作者: zxzl    时间: 2010-5-21 16:59

原帖由 hanyeguxing 于 2010-5-21 16:37 发表
段落的标志什么?
1,当行首为“  ”时为一个新的段落?
2,一行即为一段?
3,空行分隔?


就是把每个每篇文章最后一个自然段删除,应该也可以说是把最后一行给删除吧?比如下面这个TXT文件:

Drs Secret A Trusted Range To Repair And Renew Your Skin

If you are bothered by any of the common skin problems like acne, fine lines, wrinkles, or pigmentation, Drs Secret skin care range is a safe and effective way of banishing your woes. This revolutionary skin care program is rich in natural vitamins and minerals that will help to repair, rejuvenate and renew your skin from within its deepest layers.

Skin ageing is a result of the daily dose you receive of sun, pollutants, free radicals and other such factors that damage it. As you grow older, your metabolism slows down. The collagen in the skin takes longer to be replaced. Hormonal and other changes taking place within your body also affect your skin. All this shows up as fine lines, pigmentation, blemishes, open pores and other skin problems. Your complexion may look dull and unhealthy due to decreased cell renewal, dead cell build up, exposure and oxidation.

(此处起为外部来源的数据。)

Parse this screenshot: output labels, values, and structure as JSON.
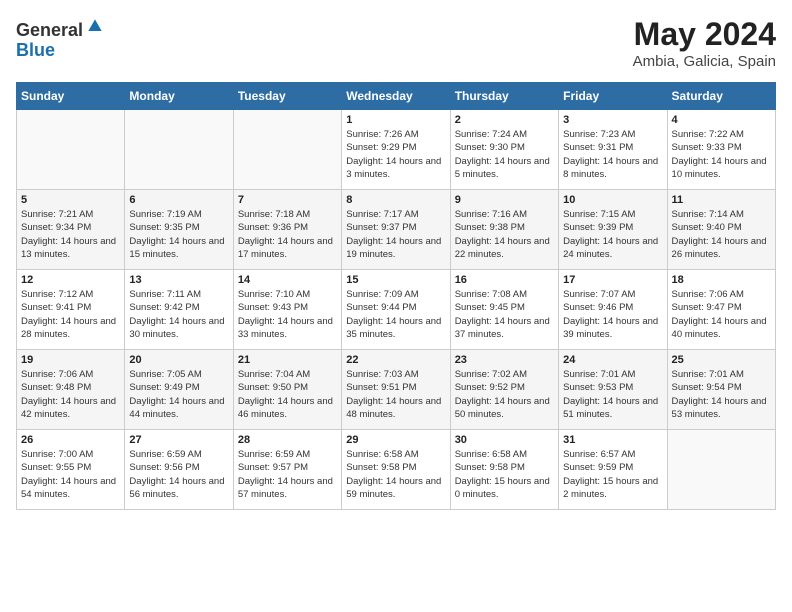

There is a bewildering array of creams that claim to work in the market. But Drs secret has shown proven results for thousands of women to help to repair and renew their skin. You will be delighted to find a cream that finally does what it claims to do!

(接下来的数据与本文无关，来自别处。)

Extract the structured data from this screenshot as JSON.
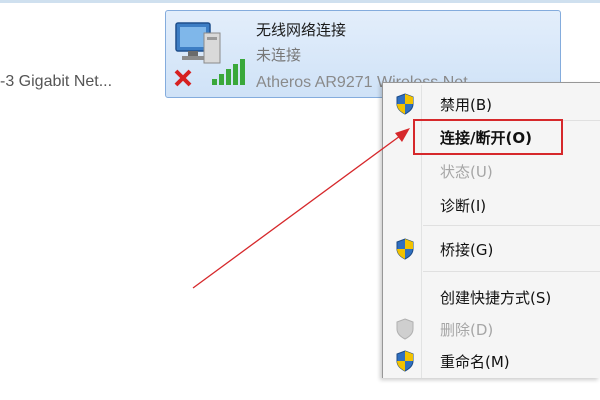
{
  "network": {
    "wired_label": "-3 Gigabit Net...",
    "wireless": {
      "name": "无线网络连接",
      "status": "未连接",
      "adapter": "Atheros AR9271 Wireless Net..."
    }
  },
  "context_menu": {
    "items": [
      {
        "label": "禁用(B)",
        "icon": "uac-shield-icon",
        "disabled": false,
        "bold": false
      },
      {
        "label": "连接/断开(O)",
        "icon": "",
        "disabled": false,
        "bold": true
      },
      {
        "label": "状态(U)",
        "icon": "",
        "disabled": true,
        "bold": false
      },
      {
        "label": "诊断(I)",
        "icon": "",
        "disabled": false,
        "bold": false
      },
      {
        "label": "桥接(G)",
        "icon": "uac-shield-icon",
        "disabled": false,
        "bold": false
      },
      {
        "label": "创建快捷方式(S)",
        "icon": "",
        "disabled": false,
        "bold": false
      },
      {
        "label": "删除(D)",
        "icon": "uac-shield-icon",
        "disabled": true,
        "bold": false
      },
      {
        "label": "重命名(M)",
        "icon": "uac-shield-icon",
        "disabled": false,
        "bold": false
      }
    ]
  },
  "colors": {
    "highlight_box": "#d6282b",
    "annotation_arrow": "#d6282b",
    "tile_border": "#84acdd"
  }
}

Laura Lin is a skincare consultant for DR's Secret and care to share her experience to bring forth beautiful life and hope for those who aspires. Want to have beautiful skin, flawless complexion? Visit Laura's DR's Secret Review Site for the best skincare product you need to make you look beautiful and young. DR's Secret - Simply The Best. Seeing is Believing. Click Here


这里我是想把下面这部分内容删除,不过我不知道说最后一行和最后一段有没有区别:)
Laura Lin is a skincare consultant for DR's Secret and care to share her experience to bring forth beautiful life and hope for those who aspires. Want to have beautiful skin, flawless complexion? Visit Laura's DR's Secret Review Site for the best skincare product you need to make you look beautiful and young. DR's Secret - Simply The Best. Seeing is Believing. Click Here


批处理该怎么写呢?

[ 本帖最后由 zxzl 于 2010-5-21 17:00 编辑 ]
作者: hanyeguxing    时间: 2010-5-21 20:14

说明:只对当前目录内的txt处理,不包括系统或隐藏属性文件,保留空行
1,如果行首没有:这个符号,则可以:
  1. @echo off&setlocal enabledelayedexpansion
  2. for %%a in (*.txt) do (
  3. for /f "delims=" %%b in ('find /c /v "" ^<"%%a"') do set b=%%b
  4. (for /f "tokens=1* delims=:" %%b in ('findstr /n .* "%%a"') do if %%b lss !b! echo.%%c)>$
  5. move $ "%%a")
复制代码
2,如果行首没有[]这些符号,则可以:
  1. @echo off&setlocal enabledelayedexpansion
  2. for %%a in (*.txt) do (
  3. for /f "delims=" %%b in ('find /c /v "" ^<"%%a"') do set b=%%b
  4. (for /f "skip=2 tokens=1* delims=[]" %%b in ('find /n /v "" "%%a"') do if %%b lss !b! echo.%%c)>$
  5. move $ "%%a")
复制代码

[ 本帖最后由 hanyeguxing 于 2010-5-21 20:23 编辑 ]
作者: zxzl    时间: 2010-5-21 20:27

感谢回复,不过试了一下,上面的代码都会把所有文件内容删除,并且弹出CMD窗口,关掉CMD窗口后会生成一个名为$的空文件,麻烦再看一下是怎么回事呢
作者: hanyeguxing    时间: 2010-5-21 20:37

原帖由 zxzl 于 2010-5-21 20:27 发表
感谢回复,不过试了一下,上面的代码都会把所有文件内容删除,并且弹出CMD窗口,关掉CMD窗口后会生成一个名为$的空文件,麻烦再看一下是怎么回事呢

你的文本编码是什么?ANSI吗?
作者: zxzl    时间: 2010-5-21 20:59

是的,都是ANSI编码

又试了一下,还是那样,所有TXT文件内容被全部删除,而且运行速度极慢,不应该这样吧?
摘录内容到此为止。